Bahzell drew a deep breath, exhaled half of it and held the rest, propped his hands on his hips, and glared up at the clouds.

“I wasn’t asking you a thing,” he said slowly and distinctly, “and it was in my mind as how you’d said you’d not plague me until I was after being ready to hear you?”

“I also said I’d be back,” Tomanāk’s silent voice pointed out, “and you did ask me a question, whether you realized it or not. As for being ready to hear, if you weren’t ready, you wouldn’t be able to.”

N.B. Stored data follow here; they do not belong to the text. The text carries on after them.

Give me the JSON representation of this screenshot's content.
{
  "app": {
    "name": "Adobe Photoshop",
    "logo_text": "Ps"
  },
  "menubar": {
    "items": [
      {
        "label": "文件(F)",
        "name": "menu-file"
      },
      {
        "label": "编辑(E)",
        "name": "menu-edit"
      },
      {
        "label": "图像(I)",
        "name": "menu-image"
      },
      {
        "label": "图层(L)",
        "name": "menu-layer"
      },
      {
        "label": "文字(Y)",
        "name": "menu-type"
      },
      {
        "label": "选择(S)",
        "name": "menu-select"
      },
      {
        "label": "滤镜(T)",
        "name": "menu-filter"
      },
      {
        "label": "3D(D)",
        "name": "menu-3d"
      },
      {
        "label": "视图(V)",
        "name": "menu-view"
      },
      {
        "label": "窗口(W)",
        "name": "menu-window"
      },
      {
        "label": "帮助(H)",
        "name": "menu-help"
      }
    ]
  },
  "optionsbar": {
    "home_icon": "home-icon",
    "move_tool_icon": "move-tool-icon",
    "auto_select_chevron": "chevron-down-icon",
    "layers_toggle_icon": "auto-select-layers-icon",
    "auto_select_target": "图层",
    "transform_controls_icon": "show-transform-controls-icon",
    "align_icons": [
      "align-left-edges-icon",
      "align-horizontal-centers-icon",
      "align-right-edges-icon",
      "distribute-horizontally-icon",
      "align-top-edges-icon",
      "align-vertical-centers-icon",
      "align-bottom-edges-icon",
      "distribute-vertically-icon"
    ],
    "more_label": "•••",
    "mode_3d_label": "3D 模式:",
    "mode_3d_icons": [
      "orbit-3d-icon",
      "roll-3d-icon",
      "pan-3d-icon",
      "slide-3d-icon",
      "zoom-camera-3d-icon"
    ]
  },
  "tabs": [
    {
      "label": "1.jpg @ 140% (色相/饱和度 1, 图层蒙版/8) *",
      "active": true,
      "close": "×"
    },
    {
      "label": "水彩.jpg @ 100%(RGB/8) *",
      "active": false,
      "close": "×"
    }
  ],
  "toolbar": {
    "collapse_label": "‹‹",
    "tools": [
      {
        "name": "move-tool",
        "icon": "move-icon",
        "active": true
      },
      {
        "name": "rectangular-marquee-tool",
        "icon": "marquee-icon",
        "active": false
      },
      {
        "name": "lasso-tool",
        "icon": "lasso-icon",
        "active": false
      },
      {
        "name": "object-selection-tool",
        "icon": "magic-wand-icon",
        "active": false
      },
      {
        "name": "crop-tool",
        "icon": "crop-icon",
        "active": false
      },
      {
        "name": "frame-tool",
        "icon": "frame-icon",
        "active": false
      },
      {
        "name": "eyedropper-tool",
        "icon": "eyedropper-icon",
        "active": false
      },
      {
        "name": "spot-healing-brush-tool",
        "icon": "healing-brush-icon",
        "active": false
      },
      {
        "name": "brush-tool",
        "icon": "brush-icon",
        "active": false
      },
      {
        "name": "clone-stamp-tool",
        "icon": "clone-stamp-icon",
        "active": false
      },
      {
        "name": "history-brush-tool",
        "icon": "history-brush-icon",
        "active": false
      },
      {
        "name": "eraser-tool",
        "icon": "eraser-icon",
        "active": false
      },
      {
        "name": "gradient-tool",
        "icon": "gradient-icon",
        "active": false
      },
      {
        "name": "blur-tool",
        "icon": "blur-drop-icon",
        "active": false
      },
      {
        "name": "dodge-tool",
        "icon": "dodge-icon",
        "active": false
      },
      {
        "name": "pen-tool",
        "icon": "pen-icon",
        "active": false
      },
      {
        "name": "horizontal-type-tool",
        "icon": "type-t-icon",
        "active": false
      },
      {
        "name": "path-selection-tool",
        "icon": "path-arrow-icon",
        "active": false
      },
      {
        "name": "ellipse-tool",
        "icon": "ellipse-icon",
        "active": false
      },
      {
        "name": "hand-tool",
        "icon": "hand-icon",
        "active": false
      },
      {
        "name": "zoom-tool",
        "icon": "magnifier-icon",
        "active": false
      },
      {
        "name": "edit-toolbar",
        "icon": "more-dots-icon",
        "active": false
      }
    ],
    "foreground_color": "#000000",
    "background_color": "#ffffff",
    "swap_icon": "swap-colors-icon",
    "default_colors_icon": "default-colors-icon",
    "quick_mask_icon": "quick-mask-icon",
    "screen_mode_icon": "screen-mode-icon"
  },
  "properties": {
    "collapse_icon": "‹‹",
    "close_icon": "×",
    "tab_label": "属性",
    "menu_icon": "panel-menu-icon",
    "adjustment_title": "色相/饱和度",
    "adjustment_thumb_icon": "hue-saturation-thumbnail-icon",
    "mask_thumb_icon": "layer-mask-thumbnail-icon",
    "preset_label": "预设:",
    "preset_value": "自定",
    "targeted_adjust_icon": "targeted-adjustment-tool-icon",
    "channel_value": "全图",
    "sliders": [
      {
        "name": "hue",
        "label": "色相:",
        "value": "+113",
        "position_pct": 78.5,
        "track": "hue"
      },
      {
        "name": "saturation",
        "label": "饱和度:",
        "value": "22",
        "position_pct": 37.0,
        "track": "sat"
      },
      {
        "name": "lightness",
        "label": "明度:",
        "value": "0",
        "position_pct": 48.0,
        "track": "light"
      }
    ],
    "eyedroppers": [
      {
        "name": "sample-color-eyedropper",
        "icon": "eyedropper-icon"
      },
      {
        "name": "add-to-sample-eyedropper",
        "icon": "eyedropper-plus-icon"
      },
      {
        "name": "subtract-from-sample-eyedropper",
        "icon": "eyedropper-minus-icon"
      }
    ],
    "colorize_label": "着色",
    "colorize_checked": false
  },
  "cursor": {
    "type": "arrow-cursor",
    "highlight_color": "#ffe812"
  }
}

“D’you mean to say that any time one of your ‘champions’ is after even mentioning your name you come yammer in his ear?” Bahzell demanded, and a deep, echoing chuckle rolled through him.

“Not normally, no,” the god said after a moment. “Most mortal minds aren’t up to sustaining this sort of contact for long. Magi can handle more of it, but too much would burn out even one of them.”